Posted by: James Young | Jul 25, 2008 10:49:45 PM

James:

I agree with you that "just because everyone else does it" is generally not, in itself, a valid argument on the merits. And I'm not going to try to convince you re the entire system of labor law that pretty much every democracy has adopted.

Having said that, it is indeed true that a majority of states provide collective bargaining rights for a majority of their public workers. Surveys on this topic have been done. My articles cite them.
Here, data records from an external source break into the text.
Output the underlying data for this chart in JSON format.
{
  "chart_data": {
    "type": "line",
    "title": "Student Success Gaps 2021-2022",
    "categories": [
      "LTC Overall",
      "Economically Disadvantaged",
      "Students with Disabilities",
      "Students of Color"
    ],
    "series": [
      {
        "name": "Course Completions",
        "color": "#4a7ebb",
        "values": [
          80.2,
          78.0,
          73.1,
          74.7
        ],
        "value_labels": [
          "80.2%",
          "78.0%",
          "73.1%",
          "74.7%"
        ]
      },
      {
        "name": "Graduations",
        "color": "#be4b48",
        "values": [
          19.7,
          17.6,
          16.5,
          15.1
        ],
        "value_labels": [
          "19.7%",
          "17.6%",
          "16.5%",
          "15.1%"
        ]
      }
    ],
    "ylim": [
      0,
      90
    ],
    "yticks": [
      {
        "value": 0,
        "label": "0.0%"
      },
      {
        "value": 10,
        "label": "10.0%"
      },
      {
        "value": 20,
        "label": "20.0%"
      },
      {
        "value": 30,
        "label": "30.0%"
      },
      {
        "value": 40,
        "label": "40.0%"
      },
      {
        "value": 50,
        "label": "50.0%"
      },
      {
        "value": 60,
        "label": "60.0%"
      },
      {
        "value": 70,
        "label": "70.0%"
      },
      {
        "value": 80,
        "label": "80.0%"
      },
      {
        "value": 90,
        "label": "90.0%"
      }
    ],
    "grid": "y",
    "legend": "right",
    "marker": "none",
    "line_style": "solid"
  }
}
Also, it is fair, in legal circles, to say something is not a "serious" argument if it has been made and routinely rejected by the relevant decisionmakers. No court has accepted your constitutional argument. OK, you might think someday you will be vindicated, but there is absolutely no evidence that courts or legislatures are moving in that direction (in fact, quite the opposite). It is in that sense that your argument is not serious. Of course you still have the right to believe you are correct. For what it's worth, I believe some arguments are right that I don't think any court will ever buy.

Finally, as to "normative," the system you are describing, if I understand it (a right of minority groups to bargain semi-collectively?) has not been adopted in the U.S. or Canada -- something like it might exist in France. Instead, the U.S. has long had a system called "collective bargaining." Using a term that has been used not just since the NLRA but well before that is not a "normative" choice. It's merely descriptive -- unless you think all sorts of neutral bodies, hornbooks, treatises, ALR and Am.Jur. reports, etc., are being improperly "normative."